Motorista de aplicativo
Motorista de aplicativo (Foto: Reprodução)

“Gay não entra no meu carro”, foi com essa frase que o fisioterapeuta e empresário Célio Moreira de Andrade Júnior, 26 anos, foi impedido de pegar uma corrida de aplicativo na noite da última sexta-feira (07/01) em Campo Grande/MS. As informações são do Campo Grande News.

Célio contou que o caso ocorreu por volta das 20h30. Ao sair do trabalho, o empresário solicitou uma corrida de aplicativo, mas a surpresa veio quando o motorista chegou. ”Me aproximei e perguntei se aquele era o veículo. O motorista perguntou se eu era gay, respondi que sim e questionei o motivo da pergunta”, disse.

Segundo Célio, a resposta do motorista foi curta e direta: ”Gay não entra no meu carro”, disse o homem. ”Eu perguntei: você sabia que isso é homofobia? Ele só ergueu o vidro do carro e foi embora”, lembrou.


Célio entrou em contato com a empresa responsável pelo aplicativo e denunciou o caso mas fora aconselhado a procurar uma delegacia. Após sofrer com o ato de homofobia, o fisioterapeuta solicitou outra viagem por aplicativo e recebeu total apoio de outro motorista, o mesmo não o cobrou pela corrida.

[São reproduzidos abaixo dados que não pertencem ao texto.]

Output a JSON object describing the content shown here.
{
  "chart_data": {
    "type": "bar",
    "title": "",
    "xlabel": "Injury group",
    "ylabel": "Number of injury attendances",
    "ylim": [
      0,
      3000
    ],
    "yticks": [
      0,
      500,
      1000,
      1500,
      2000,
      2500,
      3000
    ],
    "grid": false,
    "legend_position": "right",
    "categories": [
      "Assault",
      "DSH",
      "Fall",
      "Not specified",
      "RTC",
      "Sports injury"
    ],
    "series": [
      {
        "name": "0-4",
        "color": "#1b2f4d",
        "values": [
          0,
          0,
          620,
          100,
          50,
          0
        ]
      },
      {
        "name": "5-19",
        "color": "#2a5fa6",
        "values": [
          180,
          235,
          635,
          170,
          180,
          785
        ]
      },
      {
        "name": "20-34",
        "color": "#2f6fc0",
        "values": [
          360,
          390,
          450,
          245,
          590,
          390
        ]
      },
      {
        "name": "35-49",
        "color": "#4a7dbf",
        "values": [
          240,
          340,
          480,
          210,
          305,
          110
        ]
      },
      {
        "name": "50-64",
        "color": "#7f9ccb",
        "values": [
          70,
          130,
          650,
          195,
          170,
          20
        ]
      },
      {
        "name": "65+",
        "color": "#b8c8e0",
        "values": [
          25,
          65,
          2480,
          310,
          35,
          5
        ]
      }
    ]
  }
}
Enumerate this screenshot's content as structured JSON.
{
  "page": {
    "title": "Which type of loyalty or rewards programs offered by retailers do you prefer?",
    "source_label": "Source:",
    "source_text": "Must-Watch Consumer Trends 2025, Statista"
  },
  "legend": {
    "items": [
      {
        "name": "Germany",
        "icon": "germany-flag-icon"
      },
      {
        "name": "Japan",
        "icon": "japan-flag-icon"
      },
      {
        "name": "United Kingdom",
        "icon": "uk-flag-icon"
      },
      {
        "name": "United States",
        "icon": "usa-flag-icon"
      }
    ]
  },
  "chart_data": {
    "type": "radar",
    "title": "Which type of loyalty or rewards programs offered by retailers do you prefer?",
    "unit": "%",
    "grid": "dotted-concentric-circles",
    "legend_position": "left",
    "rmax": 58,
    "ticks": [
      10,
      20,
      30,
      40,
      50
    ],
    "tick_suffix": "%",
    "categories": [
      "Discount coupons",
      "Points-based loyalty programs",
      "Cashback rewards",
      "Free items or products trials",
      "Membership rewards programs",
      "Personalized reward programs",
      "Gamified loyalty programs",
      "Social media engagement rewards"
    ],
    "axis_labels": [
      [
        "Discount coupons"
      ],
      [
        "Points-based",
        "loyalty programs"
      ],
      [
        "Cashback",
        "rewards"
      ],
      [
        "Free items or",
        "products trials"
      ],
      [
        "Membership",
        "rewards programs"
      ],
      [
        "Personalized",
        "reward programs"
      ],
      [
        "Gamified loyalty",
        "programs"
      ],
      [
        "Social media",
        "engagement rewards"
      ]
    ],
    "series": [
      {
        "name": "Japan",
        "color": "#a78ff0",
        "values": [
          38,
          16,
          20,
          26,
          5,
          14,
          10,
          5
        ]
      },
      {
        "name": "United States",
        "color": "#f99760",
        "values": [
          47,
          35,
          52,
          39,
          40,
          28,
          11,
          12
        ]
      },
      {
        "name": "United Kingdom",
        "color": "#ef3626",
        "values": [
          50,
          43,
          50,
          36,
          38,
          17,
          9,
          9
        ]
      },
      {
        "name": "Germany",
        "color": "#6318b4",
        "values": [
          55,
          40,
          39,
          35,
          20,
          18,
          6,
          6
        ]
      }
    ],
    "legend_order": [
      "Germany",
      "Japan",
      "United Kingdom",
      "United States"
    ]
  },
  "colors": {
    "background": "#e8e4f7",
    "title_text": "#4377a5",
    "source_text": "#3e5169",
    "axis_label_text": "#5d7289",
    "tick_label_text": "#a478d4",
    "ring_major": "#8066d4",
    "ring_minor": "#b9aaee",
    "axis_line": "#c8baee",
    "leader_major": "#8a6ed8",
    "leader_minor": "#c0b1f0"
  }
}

Já na delegacia, o jovem de 26 anos afirmou que recebeu total amparo do delegado de plantão. ”O delegado até comentou que o motorista poderia ter feito algo comigo se eu tivesse entrado no carro”, disse César ao Campo Grande News.

Segundo César, esta não fora a primeira vez que sofrear por homofobia em corridas de aplicativo e revelou que o seu intuito com esta denuncia não é expor o funcionário da empresa de corridas online, e sim encorajar que demais pessoas como ele façam denuncias.